Homeowners Insurance Basics

Your mortgage lender will not allow you to live dangerously, even if that's what you like. To protect their interest in your house, they will require that you purchase homeowners insurance. They do, and it's a good thing they do. Even if you don't have a mortgage, you should have homeowner's insurance. Your home is an investment. It contains all of your possessions. They provide protections that are worth the small premiums.

You Can Say "Small Price ..."

The cost of homeowner's insurance depends on where you live, what coverage you choose, and whether any discounts may be available. As a rough estimate, you will pay $35 per month for every $100,000 of coverage.

What are the best times to pay?

If you have a mortgage, proof of your insurance premiums for at least 12 months will be required. Along with your policy declarations page, which will show the effective date and cost for one year of coverage, you will need to provide proof that you have paid the bill.

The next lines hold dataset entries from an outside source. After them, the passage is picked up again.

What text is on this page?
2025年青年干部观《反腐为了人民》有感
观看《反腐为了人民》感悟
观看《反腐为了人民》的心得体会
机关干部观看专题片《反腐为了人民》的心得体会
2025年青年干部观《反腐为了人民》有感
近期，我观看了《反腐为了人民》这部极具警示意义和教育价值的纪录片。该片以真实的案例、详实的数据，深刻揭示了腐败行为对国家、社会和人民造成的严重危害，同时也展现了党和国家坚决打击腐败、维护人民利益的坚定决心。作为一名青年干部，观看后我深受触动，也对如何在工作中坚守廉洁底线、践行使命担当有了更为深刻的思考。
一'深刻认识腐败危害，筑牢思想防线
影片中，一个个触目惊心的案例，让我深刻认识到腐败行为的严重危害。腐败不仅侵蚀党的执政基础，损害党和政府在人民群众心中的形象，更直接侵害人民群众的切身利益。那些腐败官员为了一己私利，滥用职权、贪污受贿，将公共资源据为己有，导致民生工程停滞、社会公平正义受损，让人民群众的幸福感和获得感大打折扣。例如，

Your lender will then set up an account in escrow, and you'll be able to pay your monthly premiums from that. Your homeowner's insurance policy will be added to your monthly house payment along with taxes. Some home buyers assume that their first year's monthly payments will be lower because they have already paid for the insurance one year in advance. Your lender will start collecting insurance premiums from the first payment.

Selecting An Insurance Company

It's not difficult to name at least three large insurance companies without prompting. It is crucial to find the right one. Ask family members and friends for recommendations based on their experiences. Next, get quotes and compare prices. Check with them to find out if your state insurance office does not accredit the insurers you are interested in. You may be eligible for a discount if you have auto insurance. You may decide to transfer your auto insurance to another company. Ask about discounts on alarm systems and sprinkler systems.

How Much?

You must pay the current market value of your home to satisfy your mortgage lender. They only care about getting their loan repayment, even if the house or its contents are destroyed. That's all they care about, except in very rare cases.

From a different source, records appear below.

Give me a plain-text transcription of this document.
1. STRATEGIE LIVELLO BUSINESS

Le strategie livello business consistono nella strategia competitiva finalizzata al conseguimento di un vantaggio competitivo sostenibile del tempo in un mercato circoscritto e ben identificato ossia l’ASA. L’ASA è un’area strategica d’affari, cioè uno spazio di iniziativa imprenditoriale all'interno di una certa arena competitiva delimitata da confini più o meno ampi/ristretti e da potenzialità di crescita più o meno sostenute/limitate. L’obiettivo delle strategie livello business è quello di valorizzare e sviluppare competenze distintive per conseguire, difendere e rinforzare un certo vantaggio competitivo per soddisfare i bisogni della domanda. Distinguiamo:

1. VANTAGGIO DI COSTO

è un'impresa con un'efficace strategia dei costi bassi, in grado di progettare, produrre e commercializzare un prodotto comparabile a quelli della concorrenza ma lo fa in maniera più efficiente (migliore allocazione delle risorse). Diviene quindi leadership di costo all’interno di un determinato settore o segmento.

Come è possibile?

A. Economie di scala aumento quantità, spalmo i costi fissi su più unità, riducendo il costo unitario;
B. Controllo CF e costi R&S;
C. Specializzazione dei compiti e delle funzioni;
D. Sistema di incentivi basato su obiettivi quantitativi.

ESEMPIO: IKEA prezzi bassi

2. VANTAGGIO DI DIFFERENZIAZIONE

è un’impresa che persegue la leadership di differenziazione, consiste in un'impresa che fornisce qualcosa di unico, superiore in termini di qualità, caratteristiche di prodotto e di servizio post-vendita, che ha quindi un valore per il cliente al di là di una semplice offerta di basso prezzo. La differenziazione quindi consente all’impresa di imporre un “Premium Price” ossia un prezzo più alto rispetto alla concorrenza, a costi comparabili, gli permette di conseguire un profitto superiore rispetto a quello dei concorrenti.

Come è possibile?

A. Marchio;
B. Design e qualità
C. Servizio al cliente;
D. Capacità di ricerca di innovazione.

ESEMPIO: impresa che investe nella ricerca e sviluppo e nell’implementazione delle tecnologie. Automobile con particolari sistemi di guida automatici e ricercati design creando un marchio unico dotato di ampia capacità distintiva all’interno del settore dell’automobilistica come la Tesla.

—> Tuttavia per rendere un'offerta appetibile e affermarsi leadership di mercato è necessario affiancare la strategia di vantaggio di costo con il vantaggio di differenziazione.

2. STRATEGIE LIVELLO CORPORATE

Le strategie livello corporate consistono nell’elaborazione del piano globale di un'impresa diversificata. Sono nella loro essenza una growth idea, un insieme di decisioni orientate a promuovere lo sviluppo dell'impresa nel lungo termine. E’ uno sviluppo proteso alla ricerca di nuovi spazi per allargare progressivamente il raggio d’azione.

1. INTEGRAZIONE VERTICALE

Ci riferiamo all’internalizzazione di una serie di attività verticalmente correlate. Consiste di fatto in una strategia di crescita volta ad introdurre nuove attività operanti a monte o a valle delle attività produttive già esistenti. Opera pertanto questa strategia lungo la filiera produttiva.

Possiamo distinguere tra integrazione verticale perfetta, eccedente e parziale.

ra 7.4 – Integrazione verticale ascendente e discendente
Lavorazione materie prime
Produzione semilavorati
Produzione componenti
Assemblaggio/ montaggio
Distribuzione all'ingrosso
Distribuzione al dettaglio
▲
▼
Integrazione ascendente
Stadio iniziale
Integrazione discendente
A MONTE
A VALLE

Experts recommend that you buy replacement cost coverage over market value. Let's look at the differences. Let's say you purchase a $200,000 home that has market value coverage. It could cost $225,000 to rebuild your home if it is destroyed by fire. The additional $25,000. will be yours to pay.

Rebuilding is more expensive even without the demolition costs. A professional home builder will have the same economy of scale as you. Consider adding "extended-value" coverage. This coverage will allow you to receive up to 20-30% more than your policy coverage limit. This is why you would need it. Let's suppose that a storm causes damage to homes in your area. Many people will need to be repaired quickly. Prices for repairs will rise because of the laws of supply-demand. You can protect yourself against this by purchasing extended value coverage.

How Can You Calculate The Replacement Value?

An insurance agent should be able to help you to come up with a rough estimate. You can also use online calculators to help you compare. A contractor can be hired to provide an estimate and check if there was a replacement cost estimated in the appraisal.

You may have an automatic inflation adjustment in your policy. However, you should still review your coverage limits at least once a year to ensure that nothing has changed that could cause you to need to adjust.

What Is Protected Other Than The House?

You: If someone is hurt on your property, homeowners need to be protected against lawsuits. Let's suppose you invite your neighbors to a barbecue, and one of them falls on a tree root, causing a broken wrist. Maybe a door-to-door salesperson slips on an uneven concrete walkway and falls. Their medical treatment and possibly even their loss of employment could all be your responsibility. Your insurance company might ask you strange questions. Are you a pet owner? Do you have a trampoline? You could see an increase in your premium to reflect past claims experience with this type of thing.

Your personal worth will determine how much liability coverage you require. Your net worth will determine how much coverage you need.

Your Items: Find out how much personal property protection is included. Does it have a replacement or depreciated cash-value value? What is not covered? You will need to purchase a "rider" if you have an antique doll collection or high-end computers. Ask your agent about the exclusions in your policy.

To help you in the event of a claim, you should make an inventory. How do you start? You can find a lot of help on the website of the Insurance Information Institute.

What Isn't Covered?

Standard homeowner's insurance policies don't cover floods, earthquakes, hurricanes, or wildfires. However, your lender may require that you purchase flood insurance if you live in a flood area. Even though you don't have to buy specific hazard coverage, you might want to ask how much it would cost to cover the most common events in your area. Only you will know what peace of mind means to you.